En l’absence de changement de paradigme, les chances d’une baisse significative des marchés semblent limitées

Nombreux sont les investisseurs qui n’ont pas encore reconnu leurs erreurs d’appréciation. Non, sans hausse des taux d’intérêt, il ne peut y avoir de crise des dettes ; non, le cycle économique mondial ne s’effondre pas, il ralentit en bon ordre et pourrait même surprendre positivement. Non, il n’y a pas de bulle sur les marchés d’actions avec des taux d’intérêt aussi faibles et une forte génération de cash-flow. Les investisseurs ont regardé passer le train de la hausse ; les gestions privées sont gorgées de liquidités en attente d’être investies. Car le paradoxe que nous avons déjà évoqué dans notre lettre du mois d’avril est que la progression des indices s’est déroulée sans le soutien des investisseurs finaux. Aux États-Unis, les entreprises rachètent massivement leurs actions alors que les investisseurs ont plutôt réduit leurs expositions ; en Europe, les volumes sont peu étoffés. Les gérants d’actifs appellent de leurs vœux une correction des indices qui leur permettrait d’acheter à bon compte. Mais comme beaucoup d’investisseurs sont dans la même situation embarrassante à l’égard de leurs clients, en dehors-d’un changement radical du décor, les corrections ne pourront que se révéler de courte durée et de faible ampleur. C’est d’ailleurs exactement ce que nous observons ces dernières semaines avec une baisse de la volatilité des marchés financiers. 
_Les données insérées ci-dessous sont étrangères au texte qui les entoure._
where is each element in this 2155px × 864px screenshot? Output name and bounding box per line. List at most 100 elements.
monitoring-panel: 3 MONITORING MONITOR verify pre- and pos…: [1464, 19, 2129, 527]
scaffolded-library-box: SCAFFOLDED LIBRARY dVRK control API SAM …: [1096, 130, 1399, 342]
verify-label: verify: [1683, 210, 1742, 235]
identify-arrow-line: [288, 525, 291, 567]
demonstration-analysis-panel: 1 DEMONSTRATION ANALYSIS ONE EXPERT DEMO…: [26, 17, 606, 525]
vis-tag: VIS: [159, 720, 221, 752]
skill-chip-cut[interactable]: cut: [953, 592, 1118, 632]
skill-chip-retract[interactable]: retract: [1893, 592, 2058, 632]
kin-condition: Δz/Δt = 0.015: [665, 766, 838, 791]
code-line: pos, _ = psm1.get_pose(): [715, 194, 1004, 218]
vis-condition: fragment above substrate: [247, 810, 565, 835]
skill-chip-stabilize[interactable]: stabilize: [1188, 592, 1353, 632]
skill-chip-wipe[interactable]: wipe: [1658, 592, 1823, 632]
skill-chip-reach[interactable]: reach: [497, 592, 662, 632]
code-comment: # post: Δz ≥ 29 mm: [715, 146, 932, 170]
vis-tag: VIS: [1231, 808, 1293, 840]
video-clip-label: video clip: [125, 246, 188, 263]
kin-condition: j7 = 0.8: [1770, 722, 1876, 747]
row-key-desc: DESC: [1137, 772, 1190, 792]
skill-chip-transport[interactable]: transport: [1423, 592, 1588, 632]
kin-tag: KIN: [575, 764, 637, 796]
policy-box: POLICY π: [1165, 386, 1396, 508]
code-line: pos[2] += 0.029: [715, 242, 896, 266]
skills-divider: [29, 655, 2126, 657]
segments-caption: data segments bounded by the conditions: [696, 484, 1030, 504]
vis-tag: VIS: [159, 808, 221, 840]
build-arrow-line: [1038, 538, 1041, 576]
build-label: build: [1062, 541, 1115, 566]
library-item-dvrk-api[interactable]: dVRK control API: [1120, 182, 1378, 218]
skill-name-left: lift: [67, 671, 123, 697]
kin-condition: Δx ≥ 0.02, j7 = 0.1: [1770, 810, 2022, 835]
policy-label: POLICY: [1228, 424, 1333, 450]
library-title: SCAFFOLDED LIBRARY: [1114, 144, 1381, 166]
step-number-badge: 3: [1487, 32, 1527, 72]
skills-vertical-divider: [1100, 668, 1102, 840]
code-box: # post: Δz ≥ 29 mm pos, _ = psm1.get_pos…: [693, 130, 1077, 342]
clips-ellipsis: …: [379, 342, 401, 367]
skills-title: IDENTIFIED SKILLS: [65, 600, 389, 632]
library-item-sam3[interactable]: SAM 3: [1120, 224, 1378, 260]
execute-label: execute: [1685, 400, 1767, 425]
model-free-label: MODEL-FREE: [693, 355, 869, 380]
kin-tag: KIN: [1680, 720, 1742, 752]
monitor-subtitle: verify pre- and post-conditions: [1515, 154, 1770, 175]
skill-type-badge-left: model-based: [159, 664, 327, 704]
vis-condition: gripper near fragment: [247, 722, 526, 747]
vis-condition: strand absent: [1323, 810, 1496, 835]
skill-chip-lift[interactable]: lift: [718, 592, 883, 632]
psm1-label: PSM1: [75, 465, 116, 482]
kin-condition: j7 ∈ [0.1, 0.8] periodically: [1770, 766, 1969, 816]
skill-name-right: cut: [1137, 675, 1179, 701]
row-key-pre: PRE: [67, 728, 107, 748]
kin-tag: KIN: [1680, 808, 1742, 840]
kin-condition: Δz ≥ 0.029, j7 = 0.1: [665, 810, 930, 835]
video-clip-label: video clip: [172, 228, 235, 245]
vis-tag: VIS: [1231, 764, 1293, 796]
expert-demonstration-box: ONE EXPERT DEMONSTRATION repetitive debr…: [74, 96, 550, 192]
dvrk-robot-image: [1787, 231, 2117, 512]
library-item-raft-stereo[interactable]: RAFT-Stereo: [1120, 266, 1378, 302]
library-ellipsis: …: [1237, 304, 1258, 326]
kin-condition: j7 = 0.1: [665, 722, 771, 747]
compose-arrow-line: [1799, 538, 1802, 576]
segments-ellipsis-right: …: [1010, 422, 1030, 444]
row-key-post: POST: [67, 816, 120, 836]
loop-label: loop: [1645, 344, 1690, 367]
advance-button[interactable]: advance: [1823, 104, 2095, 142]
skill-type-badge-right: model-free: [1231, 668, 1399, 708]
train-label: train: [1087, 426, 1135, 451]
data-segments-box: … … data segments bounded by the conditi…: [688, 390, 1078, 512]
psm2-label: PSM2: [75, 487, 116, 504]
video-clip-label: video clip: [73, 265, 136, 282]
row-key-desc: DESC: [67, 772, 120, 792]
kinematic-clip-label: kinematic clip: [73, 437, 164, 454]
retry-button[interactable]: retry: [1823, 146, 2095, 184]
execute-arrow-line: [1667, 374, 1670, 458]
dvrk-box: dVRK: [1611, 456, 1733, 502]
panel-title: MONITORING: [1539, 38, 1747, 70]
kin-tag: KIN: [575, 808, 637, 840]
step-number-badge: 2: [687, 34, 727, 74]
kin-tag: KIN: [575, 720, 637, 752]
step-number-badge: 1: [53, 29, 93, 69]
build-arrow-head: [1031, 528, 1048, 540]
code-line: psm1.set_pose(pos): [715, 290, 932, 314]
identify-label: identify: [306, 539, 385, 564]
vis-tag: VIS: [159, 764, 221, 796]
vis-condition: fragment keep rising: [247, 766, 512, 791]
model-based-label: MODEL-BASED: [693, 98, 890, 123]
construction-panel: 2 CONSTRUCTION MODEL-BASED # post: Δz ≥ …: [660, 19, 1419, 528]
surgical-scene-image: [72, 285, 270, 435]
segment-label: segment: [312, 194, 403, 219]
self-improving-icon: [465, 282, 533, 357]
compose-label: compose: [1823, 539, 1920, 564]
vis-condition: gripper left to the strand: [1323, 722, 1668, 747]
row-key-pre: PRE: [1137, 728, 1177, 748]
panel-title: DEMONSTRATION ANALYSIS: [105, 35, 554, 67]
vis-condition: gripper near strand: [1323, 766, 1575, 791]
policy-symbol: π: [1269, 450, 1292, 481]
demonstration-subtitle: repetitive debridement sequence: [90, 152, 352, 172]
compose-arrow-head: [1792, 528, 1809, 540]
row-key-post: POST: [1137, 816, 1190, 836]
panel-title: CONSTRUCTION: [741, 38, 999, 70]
Quel changement de paradigme pouvons-nous envisager ? Nous ne voyons que trois facteurs susceptibles de stopper la hausse des marchés : une absence d’accord commercial digne de ce nom entre Pékin et Washington ; le retour des craintes sur l’inflation, les politiques monétaires et les taux d’intérêt - et donc un nouveau virage à 180 degrés du discours de la Réserve fédérale - ; ou encore un choc exogène géopolitique - l’Iran est un bon candidat avec le retour des sanctions et des gesticulations militaires américaines au Moyen-Orient. Nous le répétons régulièrement : ces risques sont gérables dans la mesure où la faible volatilité des marchés rend raisonnable le prix des stratégies de couverture contre les pertes extrêmes (options de vente sur indices boursiers). Parmi les trois facteurs mentionnés, les investisseurs seront surtout attentifs, dans les prochaines semaines, à l’issue des négociations commerciales entre Pékin et Washington dont les derniers soubresauts (commentaires hostiles de Donald Trump) sont évidemment de nature à remettre un peu de volatilité dans le marché.

Conclusion

Finalement, l’erreur de nombreux investisseurs aura été de croire qu’une dégradation de l’économie mondiale allait inévitablement aboutir à une nouvelle crise financière majeure. Or, ces vingt dernières années, le lien de causalité a plutôt fonctionné dans le sens contraire : c’est bien le déclanchement inattendu d’une crise financière qui, dans un second temps, a abouti à une récession économique, comme après l’éclatement de la bulle internet de 2001 et après la crise du secteur bancaire de 2008. Les banques centrales ont parfaitement compris le nœud du problème : en maintenant les taux d’intérêt à des niveaux compatibles avec la solvabilité des agents économiques (taux inférieurs au taux de croissance nominal du PIB), elles contribuent à diminuer les risques d’un nouveau choc alors que les mesures macro-prudentielles adoptées après la crise des subprimes ont renforcé la solidité du système bancaire.